Sculpture is also a representative form of artistic creation for Shirazeh, and it has formed its own unique sculptural language over the years. The sculptural works commonly use the hollow anodized aluminum blocks combined with the solid ones as materials, superimposed to a twisted form, and the superficial holes allow the light and air to go through it, constantly forming a conversation between the virtual and reality, and the viewer’s sight also flows, and then she introduces the sculptural work “Lacuna”. Light and shadow which is indivisible from the sculpture of Shirazeh, the light is necessary for the existence of shadow, while the shadow is the absence of light.

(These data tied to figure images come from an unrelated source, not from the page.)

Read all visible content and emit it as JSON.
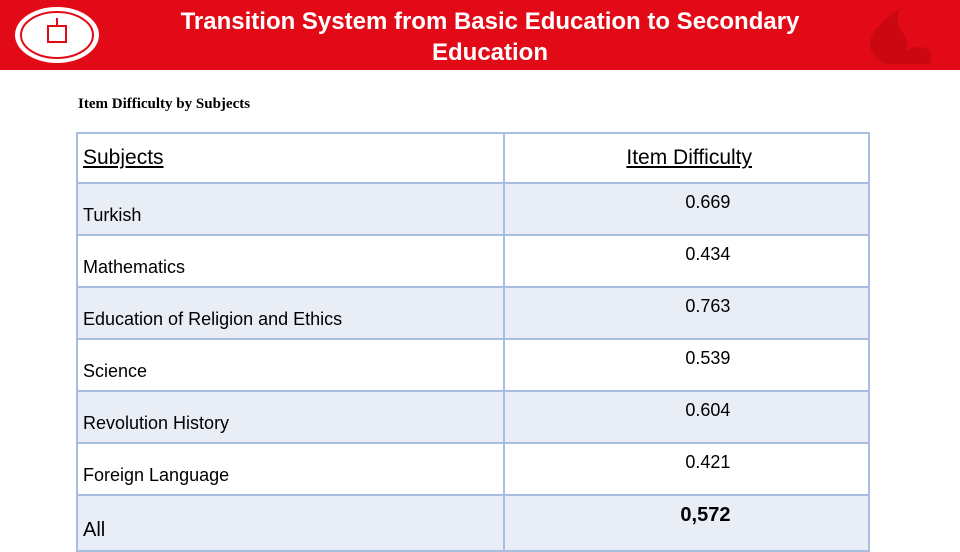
{
  "header": {
    "title": "Transition System from Basic Education to Secondary Education"
  },
  "subtitle": "Item Difficulty by Subjects",
  "table": {
    "columns": [
      "Subjects",
      "Item Difficulty"
    ],
    "rows": [
      [
        "Turkish",
        "0.669"
      ],
      [
        "Mathematics",
        "0.434"
      ],
      [
        "Education of Religion and Ethics",
        "0.763"
      ],
      [
        "Science",
        "0.539"
      ],
      [
        "Revolution History",
        "0.604"
      ],
      [
        "Foreign Language",
        "0.421"
      ],
      [
        "All",
        "0,572"
      ]
    ]
  }
}
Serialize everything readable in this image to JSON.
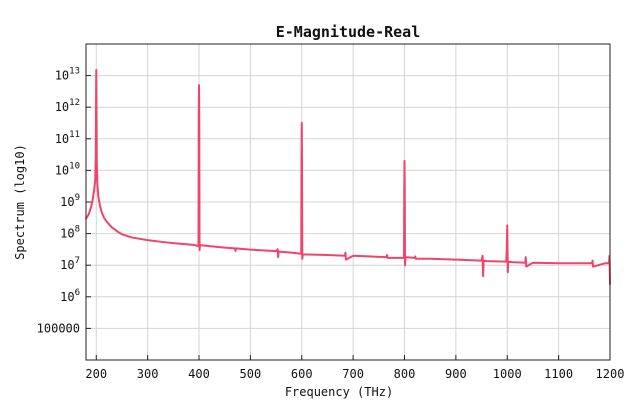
{
  "chart_data": {
    "type": "line",
    "title": "E-Magnitude-Real",
    "xlabel": "Frequency (THz)",
    "ylabel": "Spectrum (log10)",
    "xlim": [
      180,
      1200
    ],
    "ylim": [
      10000,
      100000000000000
    ],
    "yscale": "log",
    "grid": true,
    "x_ticks": [
      {
        "value": 200,
        "label": "200"
      },
      {
        "value": 300,
        "label": "300"
      },
      {
        "value": 400,
        "label": "400"
      },
      {
        "value": 500,
        "label": "500"
      },
      {
        "value": 600,
        "label": "600"
      },
      {
        "value": 700,
        "label": "700"
      },
      {
        "value": 800,
        "label": "800"
      },
      {
        "value": 900,
        "label": "900"
      },
      {
        "value": 1000,
        "label": "1000"
      },
      {
        "value": 1100,
        "label": "1100"
      },
      {
        "value": 1200,
        "label": "1200"
      }
    ],
    "y_ticks": [
      {
        "value": 100000,
        "base": "100000",
        "exp": ""
      },
      {
        "value": 1000000,
        "base": "10",
        "exp": "6"
      },
      {
        "value": 10000000,
        "base": "10",
        "exp": "7"
      },
      {
        "value": 100000000,
        "base": "10",
        "exp": "8"
      },
      {
        "value": 1000000000,
        "base": "10",
        "exp": "9"
      },
      {
        "value": 10000000000,
        "base": "10",
        "exp": "10"
      },
      {
        "value": 100000000000,
        "base": "10",
        "exp": "11"
      },
      {
        "value": 1000000000000,
        "base": "10",
        "exp": "12"
      },
      {
        "value": 10000000000000,
        "base": "10",
        "exp": "13"
      }
    ],
    "series": [
      {
        "color": "#f0446a",
        "x": [
          180,
          185,
          190,
          193,
          196,
          198,
          199,
          199.5,
          200,
          200.5,
          201,
          202,
          204,
          207,
          210,
          215,
          220,
          230,
          240,
          250,
          270,
          300,
          330,
          360,
          390,
          399,
          399.5,
          400,
          400.5,
          401,
          402,
          420,
          450,
          470,
          471,
          472,
          500,
          550,
          553,
          554,
          555,
          580,
          599,
          599.5,
          600,
          600.5,
          601,
          602,
          650,
          684,
          685,
          686,
          700,
          730,
          765,
          766,
          767,
          799,
          799.5,
          800,
          800.5,
          801,
          802,
          820,
          821,
          822,
          850,
          900,
          950,
          952,
          953,
          954,
          960,
          998,
          999,
          1000,
          1001,
          1002,
          1010,
          1035,
          1036,
          1037,
          1050,
          1100,
          1150,
          1165,
          1166,
          1167,
          1190,
          1198,
          1199,
          1200
        ],
        "y": [
          300000000,
          400000000,
          700000000,
          1200000000,
          2500000000,
          5000000000,
          30000000000,
          1000000000000,
          15000000000000,
          1000000000000,
          20000000000,
          4000000000,
          1500000000,
          800000000,
          500000000,
          320000000,
          240000000,
          160000000,
          120000000,
          95000000,
          75000000,
          62000000,
          54000000,
          48000000,
          44000000,
          40000000,
          500000000000,
          5000000000000,
          400000000000,
          30000000,
          43000000,
          40000000,
          36000000,
          34000000,
          28000000,
          34000000,
          31000000,
          28000000,
          32000000,
          18000000,
          27000000,
          25000000,
          23000000,
          30000000000,
          320000000000,
          15000000000,
          16000000,
          22000000,
          21000000,
          20000000,
          25000000,
          15000000,
          20000000,
          19000000,
          18000000,
          21000000,
          17000000,
          17000000,
          2000000000,
          20000000000,
          2000000000,
          10000000,
          18000000,
          17000000,
          19000000,
          16000000,
          16000000,
          15000000,
          14000000,
          20000000,
          4500000,
          14000000,
          13500000,
          13000000,
          30000000,
          180000000,
          6000000,
          13000000,
          12500000,
          12000000,
          18000000,
          9000000,
          12000000,
          11500000,
          11500000,
          11500000,
          14000000,
          9000000,
          11500000,
          11500000,
          20000000,
          2500000
        ]
      }
    ]
  }
}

Designed in 1722, the St. Martin Church in London was in the renovation program that invited Shirazeh to redesign an important window on the east of the building. she said that, in order to both create and resonate with people from different religious backgrounds, and be in line with the original architect’s design concept and the overall layout of the church, she designed a glass window with a “elliptical” twisted grid in the center, which creates a vertical energy, echoing the cruel meaning of the cross.
At the end of the lecture, Shirazeh screened the video creation – “Dust”, echoing the breathing of life and the flowing perception delivered by the video of “Veil”. In the view of Shirazeh, everyone has a layer of deep skin that separates the internal existence from the external existence, and it is important to open this layer of skin, to recognize the way which it connects the ego and the world. Her idea is conveyed to the audience by the works with a variety of rich forms of language, and through the language to have an enlightening expression in the lecture, so that the audience had an in-depth experience of the work, while it also opened a new personal space of sense.